Bilir Ayten, Gulec Sacit
Department of Anaesthesiology and Reanimation, Osmangazi University Medical Faculty, Eskisehir, Turkey.
J Manipulative Physiol Ther. 2006 Jul-Aug;29(6):492.e1-3. doi: 10.1016/j.jmpt.2006.06.005.
Conventional treatment methods of lumbusacral radiculopathy are physical therapy, epidural steroid injections, oral medications, and spinal manipulative therapy. Cauda equina syndrome is a rare complication of epidural anesthesia. The following case is a report of cauda equina syndrome possibly caused by epidural injection of triamcinolone and bupivacaine.
A 50-year-old woman with low back and right leg pain was scheduled for epidural steroid injection.
An 18-gauge Touhy needle was inserted until loss of resistance occurred at the L4-5 level.
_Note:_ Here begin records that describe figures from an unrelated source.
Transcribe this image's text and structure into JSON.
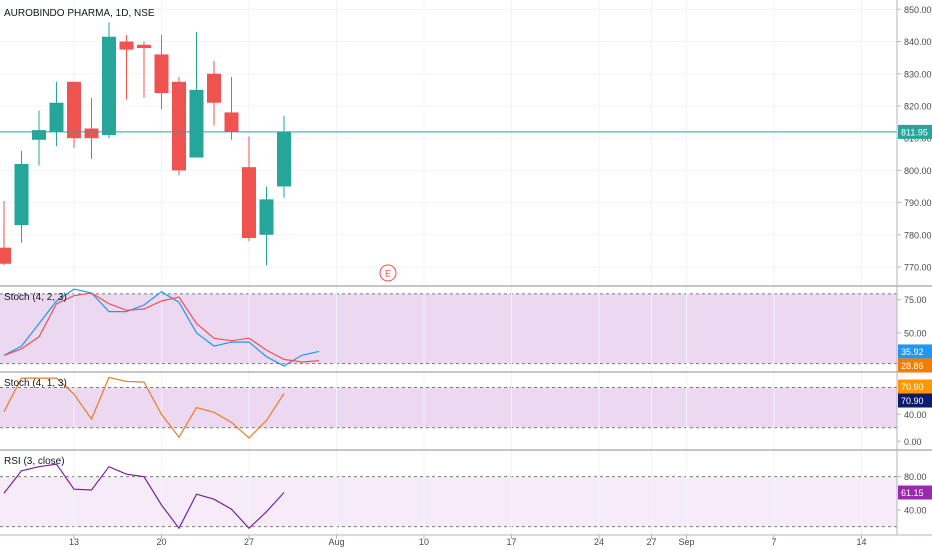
{
  "chart_data": [
    {
      "type": "candlestick",
      "pane": "price",
      "title": "AUROBINDO PHARMA, 1D, NSE",
      "price_label": "811.95",
      "earnings_marker": "E",
      "y_ticks": [
        770,
        780,
        790,
        800,
        810,
        820,
        830,
        840,
        850
      ],
      "y_tick_labels": [
        "770.00",
        "780.00",
        "790.00",
        "800.00",
        "810.00",
        "820.00",
        "830.00",
        "840.00",
        "850.00"
      ],
      "ylim": [
        764.1,
        852.9
      ],
      "x_ticks": [
        {
          "label": "13",
          "idx": 4
        },
        {
          "label": "20",
          "idx": 9
        },
        {
          "label": "27",
          "idx": 14
        },
        {
          "label": "Aug",
          "idx": 19
        },
        {
          "label": "10",
          "idx": 24
        },
        {
          "label": "17",
          "idx": 29
        },
        {
          "label": "24",
          "idx": 34
        },
        {
          "label": "27",
          "idx": 37
        },
        {
          "label": "Sep",
          "idx": 39
        },
        {
          "label": "7",
          "idx": 44
        },
        {
          "label": "14",
          "idx": 49
        }
      ],
      "candles": [
        {
          "o": 776,
          "h": 790.5,
          "l": 770.5,
          "c": 771
        },
        {
          "o": 783,
          "h": 806,
          "l": 777.5,
          "c": 802
        },
        {
          "o": 809.5,
          "h": 818.5,
          "l": 801.5,
          "c": 812.5
        },
        {
          "o": 812,
          "h": 827.5,
          "l": 807.5,
          "c": 821
        },
        {
          "o": 827.5,
          "h": 827.5,
          "l": 807,
          "c": 810
        },
        {
          "o": 813,
          "h": 822.5,
          "l": 803.5,
          "c": 810
        },
        {
          "o": 811,
          "h": 846,
          "l": 810,
          "c": 841.5
        },
        {
          "o": 840,
          "h": 842,
          "l": 822,
          "c": 837.5
        },
        {
          "o": 839,
          "h": 840,
          "l": 822.5,
          "c": 838
        },
        {
          "o": 836,
          "h": 842,
          "l": 819,
          "c": 824
        },
        {
          "o": 827.5,
          "h": 829,
          "l": 798.5,
          "c": 800
        },
        {
          "o": 804,
          "h": 843,
          "l": 804,
          "c": 825
        },
        {
          "o": 830,
          "h": 834,
          "l": 814,
          "c": 821
        },
        {
          "o": 818,
          "h": 829,
          "l": 809.5,
          "c": 812
        },
        {
          "o": 801,
          "h": 810.5,
          "l": 778,
          "c": 779
        },
        {
          "o": 780,
          "h": 795,
          "l": 770.5,
          "c": 791
        },
        {
          "o": 795,
          "h": 817,
          "l": 791.5,
          "c": 811.95
        }
      ]
    },
    {
      "type": "line",
      "pane": "stoch1",
      "title": "Stoch (4, 2, 3)",
      "y_ticks": [
        50,
        75
      ],
      "y_tick_labels": [
        "50.00",
        "75.00"
      ],
      "ylim": [
        20.5,
        85.3
      ],
      "band": [
        26.8,
        79.4
      ],
      "value_labels": [
        {
          "text": "35.92",
          "color": "#2196f3"
        },
        {
          "text": "28.86",
          "color": "#f57c00"
        }
      ],
      "series": [
        {
          "color": "#2196f3",
          "values": [
            33,
            40,
            57,
            74,
            83,
            80,
            66,
            66,
            71,
            81,
            73,
            50,
            40,
            43,
            43,
            32,
            25,
            33,
            36
          ]
        },
        {
          "color": "#ef5350",
          "values": [
            33,
            38,
            47,
            72,
            78,
            80,
            72,
            67,
            68,
            74,
            77,
            57,
            46,
            44,
            46,
            37,
            30,
            28,
            29
          ]
        }
      ]
    },
    {
      "type": "line",
      "pane": "stoch2",
      "title": "Stoch (4, 1, 3)",
      "y_ticks": [
        0,
        40
      ],
      "y_tick_labels": [
        "0.00",
        "40.00"
      ],
      "ylim": [
        -13,
        103
      ],
      "band": [
        20,
        80
      ],
      "value_labels": [
        {
          "text": "70.90",
          "color": "#ff9800"
        },
        {
          "text": "70.90",
          "color": "#0d1b6e"
        }
      ],
      "series": [
        {
          "color": "#e67e22",
          "values": [
            44,
            94,
            94,
            94,
            70,
            33,
            95,
            89,
            88,
            40,
            6,
            50,
            43,
            28,
            5,
            31,
            71
          ]
        }
      ]
    },
    {
      "type": "line",
      "pane": "rsi",
      "title": "RSI (3, close)",
      "y_ticks": [
        40,
        80
      ],
      "y_tick_labels": [
        "40.00",
        "80.00"
      ],
      "ylim": [
        10,
        112
      ],
      "band": [
        20,
        80
      ],
      "value_labels": [
        {
          "text": "61.15",
          "color": "#9c27b0"
        }
      ],
      "series": [
        {
          "color": "#7b1fa2",
          "values": [
            60,
            87,
            92,
            95,
            65,
            64,
            92,
            83,
            80,
            46,
            18,
            59,
            53,
            41,
            18,
            38,
            61
          ]
        }
      ]
    }
  ]
}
Spread of the contrast medium within the epidural space was determined by radiographic imaging. After verifying the epidural space, bupivacaine and triamcinolone diacetate were injected. After the injection, there was a reduction in radicular symptoms. Three hours later, she complained of perineal numbness and lower extremity weakness. The neurologic evaluation revealed loss of sensation in the saddle area and medial aspect of her right leg. There was a decrease in the perception of pinprick test. Deep-tendon reflexes were decreased especially in the right leg. She was unable to urinate. The patient's symptoms improved slightly over the next few hours. She had a gradual return of motor function and ability of feeling Foley catheter. All of the symptoms were completely resolved over the next 8 hours.
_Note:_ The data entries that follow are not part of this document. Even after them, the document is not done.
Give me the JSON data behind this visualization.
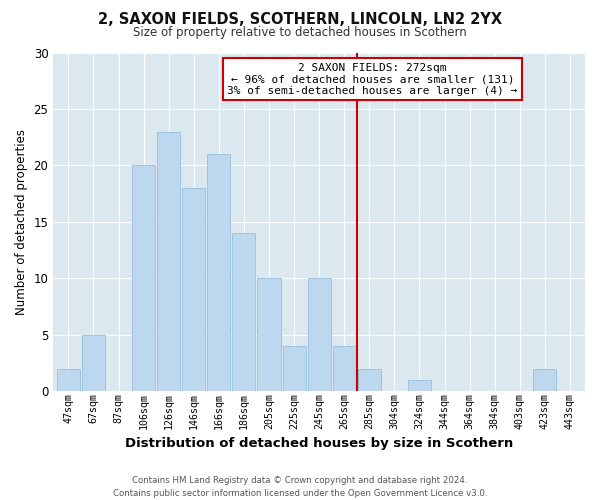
{
  "title": "2, SAXON FIELDS, SCOTHERN, LINCOLN, LN2 2YX",
  "subtitle": "Size of property relative to detached houses in Scothern",
  "xlabel": "Distribution of detached houses by size in Scothern",
  "ylabel": "Number of detached properties",
  "footer_line1": "Contains HM Land Registry data © Crown copyright and database right 2024.",
  "footer_line2": "Contains public sector information licensed under the Open Government Licence v3.0.",
  "bin_labels": [
    "47sqm",
    "67sqm",
    "87sqm",
    "106sqm",
    "126sqm",
    "146sqm",
    "166sqm",
    "186sqm",
    "205sqm",
    "225sqm",
    "245sqm",
    "265sqm",
    "285sqm",
    "304sqm",
    "324sqm",
    "344sqm",
    "364sqm",
    "384sqm",
    "403sqm",
    "423sqm",
    "443sqm"
  ],
  "bar_values": [
    2,
    5,
    0,
    20,
    23,
    18,
    21,
    14,
    10,
    4,
    10,
    4,
    2,
    0,
    1,
    0,
    0,
    0,
    0,
    2,
    0
  ],
  "bar_color": "#bdd7ee",
  "bar_edge_color": "#9ec4e0",
  "vline_color": "#cc0000",
  "annotation_text": "2 SAXON FIELDS: 272sqm\n← 96% of detached houses are smaller (131)\n3% of semi-detached houses are larger (4) →",
  "annotation_box_color": "#ffffff",
  "annotation_box_edge": "#cc0000",
  "ylim": [
    0,
    30
  ],
  "yticks": [
    0,
    5,
    10,
    15,
    20,
    25,
    30
  ],
  "fig_bg_color": "#ffffff",
  "plot_bg_color": "#dce8f0",
  "grid_color": "#ffffff",
  "title_color": "#111111",
  "subtitle_color": "#333333",
  "footer_color": "#555555"
}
Complications associated with epidural steroid injections are rare. Clinical examination and continued vigilance for neurologic deterioration after epidural steroid injections is important.
腰骶神经根病的传统治疗方法包括物理治疗、硬膜外类固醇注射、口服药物和脊柱推拿疗法。马尾综合征是硬膜外麻醉的一种罕见并发症。以下病例报告了可能由硬膜外注射曲安奈德和布比卡因引起的马尾综合征。
一名50岁女性,有腰背部和右腿疼痛,计划接受硬膜外类固醇注射。
插入一根18号Tuohy针,直至在L4 - 5水平出现阻力消失。通过影像学检查确定造影剂在硬膜外间隙的扩散情况。确认硬膜外间隙后,注射布比卡因和二醋酸曲安奈德。注射后,神经根症状有所减轻。三小时后,她主诉会阴麻木和下肢无力。神经学评估显示鞍区和右腿内侧感觉丧失。针刺试验的感觉减退。深腱反射减弱,尤其是右腿。她无法排尿。在接下来的几个小时里,患者的症状略有改善。她的运动功能和导尿管感觉能力逐渐恢复。所有症状在接下来的8小时内完全缓解。
硬膜外类固醇注射相关的并发症很少见。硬膜外类固醇注射后进行临床检查并持续警惕神经功能恶化很重要。